Colloque sur l’intersectionnalité à Créteil : recherche scientifique ou militantisme idéologique ?

Dans une récente tribune sur le Plus du Nouvelobs Eric Fassin revient sur les polémiques liées aux tentatives d’annulation d’un colloque sur l’intersectionnalité. Les grands mots sont mobilisés : menaces sur la recherche scientifique, antidote au populisme. On en a vu le résultat avec l’élection de Trump dans le pays dans lequel ce concept est né et se développe.

Tout d’abord il est tout à fait légitime de s’interroger sur le fait que l’université, qui n’est pas ouverte à n’importe quel colloque, soit le théâtre d’une farce car en réalité il ne s’agit pas d’un colloque mais d’un procès de l’école publique républicaine et de la loi de 2004 sur les signes religieux à l’école et tout ça parrainé par l’Académie de Créteil avant la mobilisation qui ne venait pas que de l’extrême droite. Ensuite on a le droit de s’interroger sur le caractère scientifique de ce « colloque » où tout le monde paraît être d’accord. Diane-Sophie Girin explique tranquillement que l’enseignement privé musulman en France est la conséquence de la fabrication d’un « problème musulman » à l’école publique. Outre l’essentialisme de cette affirmation, qui suppose que seuls les chrétiens et les juifs seraient communautaristes et/ou intégristes pour créer des écoles religieuses mais pas les musulmans si on utilisait ses propres procédés « scientifiques », on pourrait au contraire expliquer que le système français est beaucoup plus inclusif que le britannique ou les écoles musulmanes sont bien plus nombreuses nonobstant une communauté musulmane moins nombreuse qu’en France.

Ensuite l’intervention de Marwan Mohamed spécialiste des théories à partir d’un fait divers, et qui avait confondu Cologne à Francfort dans un attaque ridicule à Kamel Daoud avant de supprimer son tweet, sa proximité avec le CCIF qui a défendu une école musulmane crée illégalement à Toulouse pour fuir la « banalisation de l’homosexualité » et les études de genres de l’école publique montre que les motivations du développement de l’enseignement privé musulman sont bien plus complexes.

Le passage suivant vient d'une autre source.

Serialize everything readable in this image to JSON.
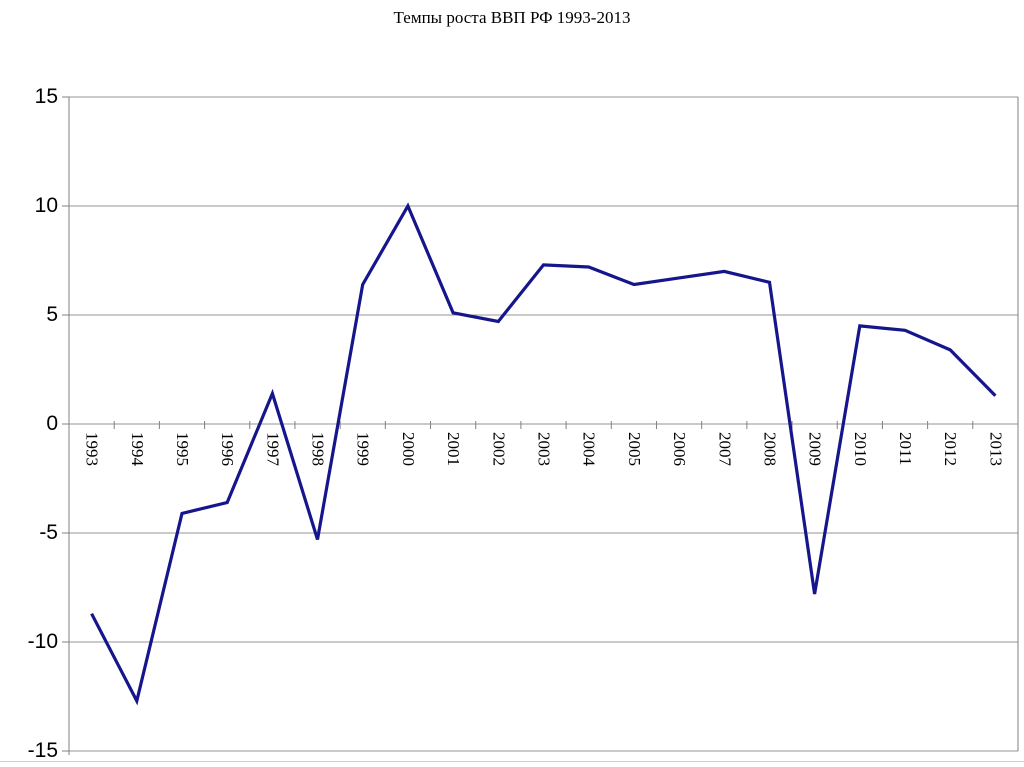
{
  "page": {
    "bottom_border_color": "#cfcfcf"
  },
  "chart_data": {
    "type": "line",
    "title": "Темпы роста ВВП РФ 1993-2013",
    "categories": [
      "1993",
      "1994",
      "1995",
      "1996",
      "1997",
      "1998",
      "1999",
      "2000",
      "2001",
      "2002",
      "2003",
      "2004",
      "2005",
      "2006",
      "2007",
      "2008",
      "2009",
      "2010",
      "2011",
      "2012",
      "2013"
    ],
    "values": [
      -8.7,
      -12.7,
      -4.1,
      -3.6,
      1.4,
      -5.3,
      6.4,
      10.0,
      5.1,
      4.7,
      7.3,
      7.2,
      6.4,
      6.7,
      7.0,
      6.5,
      -7.8,
      4.5,
      4.3,
      3.4,
      1.3
    ],
    "xlabel": "",
    "ylabel": "",
    "ylim": [
      -15,
      15
    ],
    "yticks": [
      15,
      10,
      5,
      0,
      -5,
      -10,
      -15
    ],
    "grid": true,
    "legend": "none",
    "line_color": "#16168c",
    "grid_color": "#969696",
    "axis_color": "#808080",
    "text_color": "#000000"
  }
}
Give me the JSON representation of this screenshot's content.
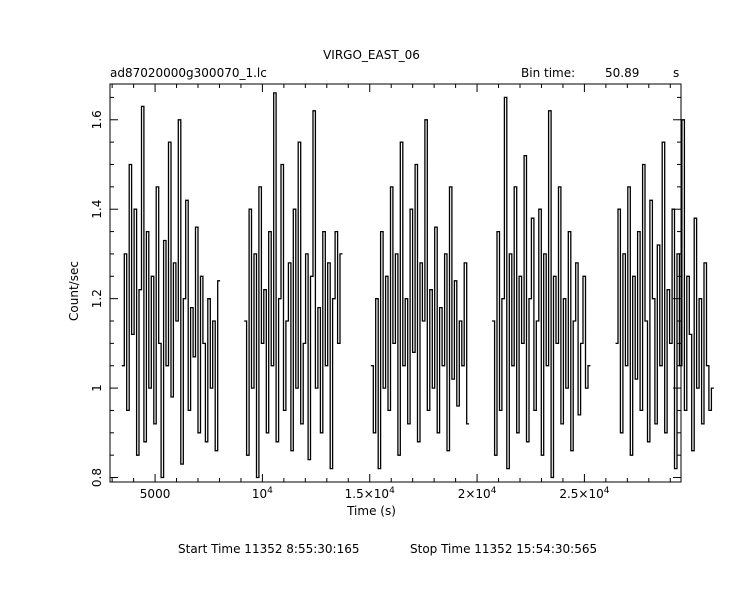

Mais là où ça devient encore plus légitime c’est quand Fassin regrette l’annulation de la formation à l’intersectionnnalité proposé aux enseignants dans le cadre de ce colloque (bientôt une formation obligatoire ?). Il est tout à fait légitime de demander l’annulation d’une formation basée sur des théories contestées et qui n’ont jamais été prouvées scientifiquement. Pourquoi les enseignants devraient-ils être formés à des théories qui n’ont strictement rien de scientifique mais tout d’idéologique, visant à leur expliquer que la loi de 2004 qu’ils sont censés appliquer est islamophobe et responsables de tous les maux ? Leur dire qu’ils sont islamophobes mais qu’ils ne s’en rendent pas compte, comme suggère une intervenante du colloque ? Pour mieux les culpabiliser face à des élèves musulmans qui peuvent parfois avoir des comportements antisémites ou sexistes ou homophobes et donc réagir avec moins de fermeté voire pas du tout ?

C’est d’ailleurs une des conséquences des théories, pas du tout scientifiques, de Nacira Guénif qui explique très doctement que « espèce de juif mes excuses » n’est pas une expression antisémite, ou que les ABCD sont trop culpabilisants dès qu’elle a vu que certains musulmans n’en voulaient pas. D’ailleurs s’il est vrai qu’elle n’était pas intervenante, elle est en revanche dans le comité « scientifique » de ce colloque, pourquoi donc Eric Fassin s’obstine à nier sa proximité avec le PIR qu’elle soutient constamment et alors même qu’elle a participé à l’anniversaire des dix ans de ce mouvement ?

Nacira Guénif, deuxième à gauche derrière le drapeaux de la Palestine aux dix ans du PIR

Il est en outre stupéfiant de voir Laurence De Cock, grand soutien de ce colloque, s’étonner que les jeunes de Nuit Debout pensaient que la seule solution pour fuir les dominations et « persécutions » de l’école républicaine était le privée ou le Homeschooling. Quel genre de réaction peut-on s’attendre à avoir quand on explique à longueur de journée que l’Etat, et donc l’école, sont intrinsèquement racistes et islamophobes (tout en restant bien sûr fonctionnaire d’Etat, la « résistance » à des limites quand même) ? Tous ces sociologues qui confondent sociologie et militantisme, qui n’ont pas digéré d’avoir perdu la bataille de la loi de 2004 dans les urnes et qui essaient de la délégitimer sous couvert de recherche scientifique et formation sont parmi les fossoyeurs de l’école publique.